Analyste pour la C.I.A., Jack Ryan (Chris Pine) doit aller en Russie pour empêcher un complot organisé par un magnat local (Kenneth Branagh) contre l’économie américaine. En même temps il devra également gérer une relation vacillante avec sa conjointe (Keira Knightley) qui ne connaît rien à sa réelle profession.

Réalisé par Kenneth Branagh | Dans les salles du Québec le 17 janvier 2014 (Paramount Pictures)

Dans l’image du monde créée par Hollywood, Jack Ryan: Shadow Recruit apparaît à la fois comme un effort pour uniformiser les auteurs (et faire de Tom Clancy un double de Robert Ludlum) et pour changer Kennet Branagh en réalisateur de films américains commerciaux. En s’octroyant le rôle du vilain, le cinéaste / acteur se donne peut-être le meilleur rôle mais ne réussit malheureusement pas à rehausser le niveau de ce thriller au patriotisme dégoulinant.

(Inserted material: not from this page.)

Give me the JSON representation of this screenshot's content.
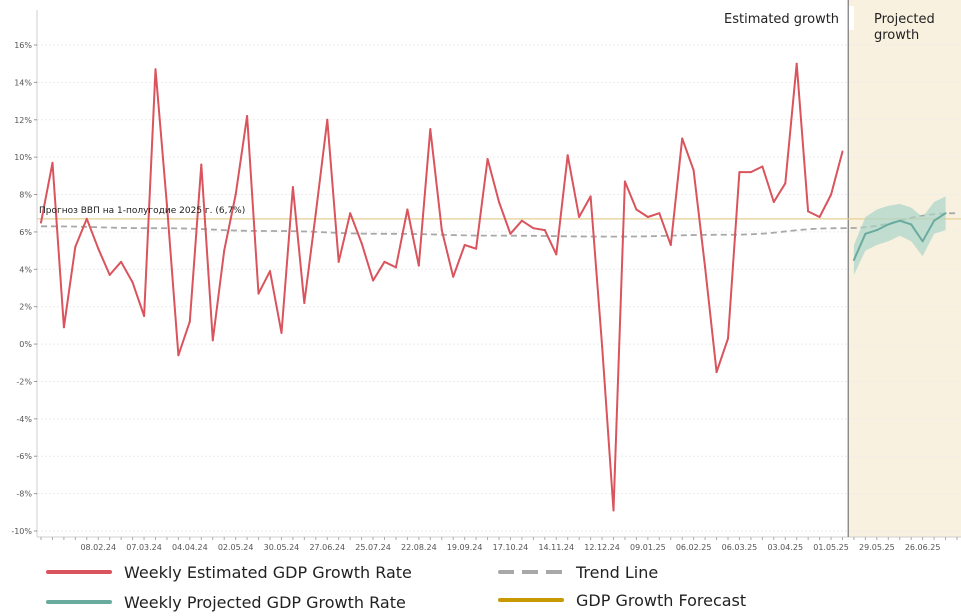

Le film raconte l’origine du personnage éponyme créé par Tom Clancy, mais l’espionnage et les nouvelles technologies sont rapidement délaissés au profit d’une intrigue amoureuse pataude et de nombreuses scènes d’action. Cela ne serait aucunement problématique si ces dernières étaient réussies, mais elles sont en réalité brouillonnes, plutôt informes et finalement assez ennuyeuses.
Tout cela semble pris avec un terrible sérieux, ce qui rend la moralité absurde du film un peu plus difficile à faire passer. Le personnage féminin, qui constitue l’aspect romantique du récit, n’est qu’un obstacle au héros pour la majeure partie du film. Le protagoniste principal n’a comme rêve que de rencontrer les dirigeants de son pays. Les méchants sont des Russes au fort accent et accros à la vodka. Tout cela est bien simpliste. De la part d’un réalisateur anglais ayant signé par le passé de solides adaptations de Shakespeare, un tel film est désolant.